My adult children, who now live in big cities, don't recognize the place they grew up in, when downtown was a place you really didn't want to be after dark unless you were looking for a recessed doorway to sleep in, a fight, hookers, or drugs.
bif
(24,024 posts)Dagstead Bumwood
(5,057 posts)You hang up on people like that in real life, they're going to call you back and ask if you were raised by wolves.
intrepidity
(7,894 posts)I don't understand it, at all. Why? Does anybody anywhere ever do that IRL?
This would be one of those clues that would signal to me that I'm in a dream if I ever encountered it.
Totally unrealistic and totally ubiquitous!
nuxvomica
(12,890 posts)That's why Hollywood is called "The Dream Factory." Secondly, this is never done in fiction so why should it be in movies? I remember reading a sample of a novel by an amateur writer in which he includes an entire phone conversation, including all the usual pleasantries. I told him to cut most of it because a reader is going to lose interest. Art is a distillation of life, with all the boring parts cut out.
bif
(24,024 posts)Dagstead Bumwood
(5,057 posts)unless they're meant to represent rural or middle-Americans.
hunter
(38,946 posts)You can drive away from your problems.
It's been my personal experience that running works much better.
Always wear shoes you can run in.
Mike 03
(16,848 posts)The burnt-out and disillusioned detective who is about to retire, or it could even be his last day, suddenly lands his most dangerous and horrifying murder case ever. At the film's conclusion, he has a crisis of conscience and decides not to retire, because the world needs him.
The happily-retired but legendary detective (or profiler, or FBI/CIA Agent) is summoned back out of retirement to solve a case or crisis of some kind that the rest of the bureau just can't solve on their own.
Dagstead Bumwood
(5,057 posts)Most movies seem to be set in NYC. If an alien saw our movies they'd assume 300M people lived there. Most of the rest are set in LA, Chicago, or DC. Occasionally they throw Boston a bone. But, there are too many movies confined to too few cities.

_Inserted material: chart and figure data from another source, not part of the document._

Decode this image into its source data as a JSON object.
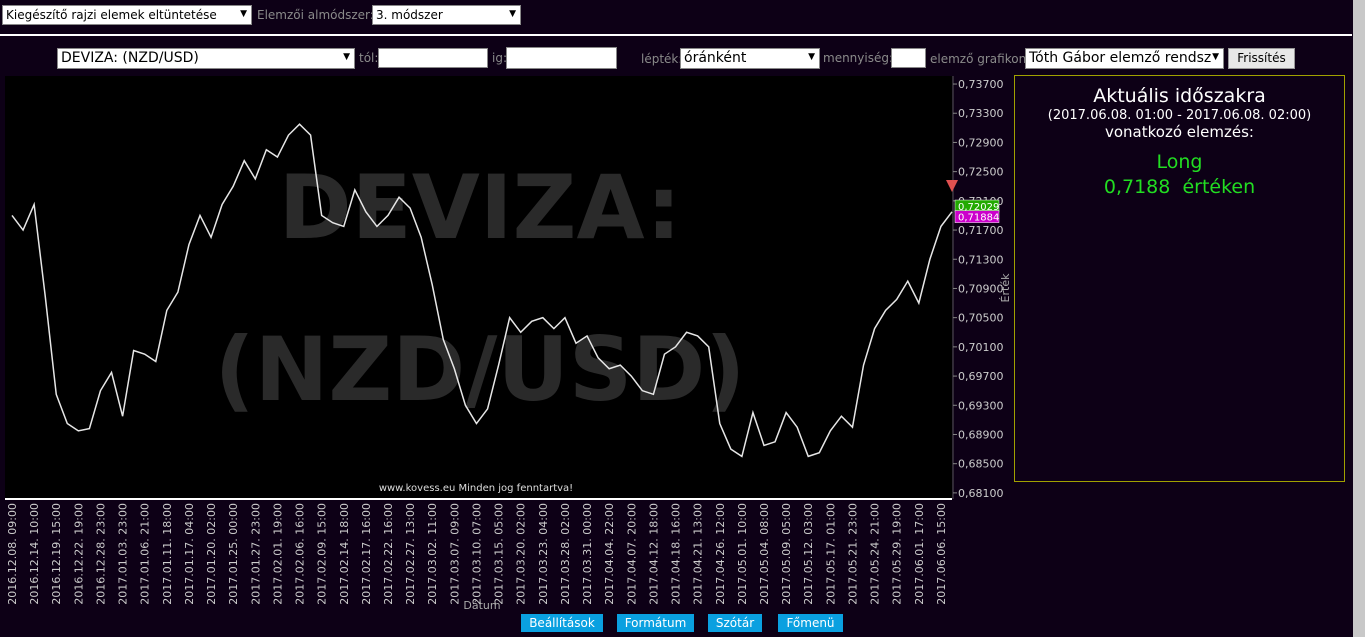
{
  "toolbar": {
    "overlay_select": "Kiegészítő rajzi elemek eltüntetése",
    "method_label": "Elemzői almódszer:",
    "method_select": "3. módszer",
    "instrument_select": "DEVIZA: (NZD/USD)",
    "from_label": "tól:",
    "to_label": "ig:",
    "scale_label": "lépték:",
    "scale_select": "óránként",
    "amount_label": "mennyiség:",
    "analyst_label": "elemző grafikon:",
    "analyst_select": "Tóth Gábor elemző rendsz",
    "refresh_button": "Frissítés"
  },
  "chart_data": {
    "type": "line",
    "watermark": [
      "DEVIZA:",
      "(NZD/USD)"
    ],
    "copyright": "www.kovess.eu Minden jog fenntartva!",
    "x_label": "Dátum",
    "y_label": "Érték",
    "color": "#e6e6e6",
    "grid": false,
    "categories": [
      "2016.12.08. 09:00",
      null,
      "2016.12.14. 10:00",
      null,
      "2016.12.19. 15:00",
      null,
      "2016.12.22. 19:00",
      null,
      "2016.12.28. 23:00",
      null,
      "2017.01.03. 23:00",
      null,
      "2017.01.06. 21:00",
      null,
      "2017.01.11. 18:00",
      null,
      "2017.01.17. 04:00",
      null,
      "2017.01.20. 02:00",
      null,
      "2017.01.25. 00:00",
      null,
      "2017.01.27. 23:00",
      null,
      "2017.02.01. 19:00",
      null,
      "2017.02.06. 16:00",
      null,
      "2017.02.09. 15:00",
      null,
      "2017.02.14. 18:00",
      null,
      "2017.02.17. 16:00",
      null,
      "2017.02.22. 16:00",
      null,
      "2017.02.27. 13:00",
      null,
      "2017.03.02. 11:00",
      null,
      "2017.03.07. 09:00",
      null,
      "2017.03.10. 07:00",
      null,
      "2017.03.15. 05:00",
      null,
      "2017.03.20. 02:00",
      null,
      "2017.03.23. 04:00",
      null,
      "2017.03.28. 02:00",
      null,
      "2017.03.31. 00:00",
      null,
      "2017.04.04. 22:00",
      null,
      "2017.04.07. 20:00",
      null,
      "2017.04.12. 18:00",
      null,
      "2017.04.18. 16:00",
      null,
      "2017.04.21. 13:00",
      null,
      "2017.04.26. 12:00",
      null,
      "2017.05.01. 10:00",
      null,
      "2017.05.04. 08:00",
      null,
      "2017.05.09. 05:00",
      null,
      "2017.05.12. 03:00",
      null,
      "2017.05.17. 01:00",
      null,
      "2017.05.21. 23:00",
      null,
      "2017.05.24. 21:00",
      null,
      "2017.05.29. 19:00",
      null,
      "2017.06.01. 17:00",
      null,
      "2017.06.06. 15:00",
      null
    ],
    "values": [
      0.719,
      0.717,
      0.7205,
      0.708,
      0.6945,
      0.6905,
      0.6895,
      0.6898,
      0.695,
      0.6975,
      0.6915,
      0.7005,
      0.7,
      0.699,
      0.706,
      0.7085,
      0.715,
      0.719,
      0.716,
      0.7205,
      0.723,
      0.7265,
      0.724,
      0.728,
      0.727,
      0.73,
      0.7315,
      0.73,
      0.719,
      0.718,
      0.7175,
      0.7225,
      0.7195,
      0.7175,
      0.719,
      0.7215,
      0.72,
      0.716,
      0.7095,
      0.702,
      0.698,
      0.693,
      0.6905,
      0.6925,
      0.6985,
      0.705,
      0.703,
      0.7045,
      0.705,
      0.7035,
      0.705,
      0.7015,
      0.7025,
      0.6995,
      0.698,
      0.6985,
      0.697,
      0.695,
      0.6945,
      0.7,
      0.701,
      0.703,
      0.7025,
      0.701,
      0.6905,
      0.687,
      0.686,
      0.692,
      0.6875,
      0.688,
      0.692,
      0.69,
      0.686,
      0.6865,
      0.6895,
      0.6915,
      0.69,
      0.6985,
      0.7035,
      0.706,
      0.7075,
      0.71,
      0.707,
      0.713,
      0.7175,
      0.7195
    ],
    "ylim": [
      0.6803,
      0.7381
    ],
    "yticks": [
      {
        "value": 0.681,
        "label": "0,68100"
      },
      {
        "value": 0.685,
        "label": "0,68500"
      },
      {
        "value": 0.689,
        "label": "0,68900"
      },
      {
        "value": 0.693,
        "label": "0,69300"
      },
      {
        "value": 0.697,
        "label": "0,69700"
      },
      {
        "value": 0.701,
        "label": "0,70100"
      },
      {
        "value": 0.705,
        "label": "0,70500"
      },
      {
        "value": 0.709,
        "label": "0,70900"
      },
      {
        "value": 0.713,
        "label": "0,71300"
      },
      {
        "value": 0.717,
        "label": "0,71700"
      },
      {
        "value": 0.721,
        "label": "0,72100"
      },
      {
        "value": 0.725,
        "label": "0,72500"
      },
      {
        "value": 0.729,
        "label": "0,72900"
      },
      {
        "value": 0.733,
        "label": "0,73300"
      },
      {
        "value": 0.737,
        "label": "0,73700"
      }
    ],
    "price_markers": [
      {
        "value": 0.72029,
        "label": "0,72029",
        "color": "#22aa00"
      },
      {
        "value": 0.71884,
        "label": "0,71884",
        "color": "#cc00cc"
      }
    ]
  },
  "panel": {
    "title": "Aktuális időszakra",
    "period": "(2017.06.08. 01:00 - 2017.06.08. 02:00)",
    "subtitle": "vonatkozó elemzés:",
    "signal": "Long",
    "price": "0,7188",
    "price_suffix": "értéken"
  },
  "footer": {
    "buttons": [
      "Beállítások",
      "Formátum",
      "Szótár",
      "Főmenü"
    ]
  }
}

If I were King of the Movies, I'd decree that no movie could be set in a place that was within 150 miles of an ocean or a Great Lake. Then I'd watch the screenwriters heads explode
Xavier Breath
(5,057 posts)So, the hero of the movie has just saved the day. He thanks anyone that helped him save the day, tells his boss or the nearest authority figure to kiss his ass, then is reunited with him woman. All around him lie the ruins of whatever building/plane/ship he found it necessary to destroy in order to rid the world of the bad guys.
And then....he just walks away. No team surrounds him and peppers him with questions. No debrief that lasts for days. No army of insurance investigators wanting to crawl into each of his orifices. Nope, he's gonna have sex with his woman off-screen and leave to anyone else to pick up the pieces.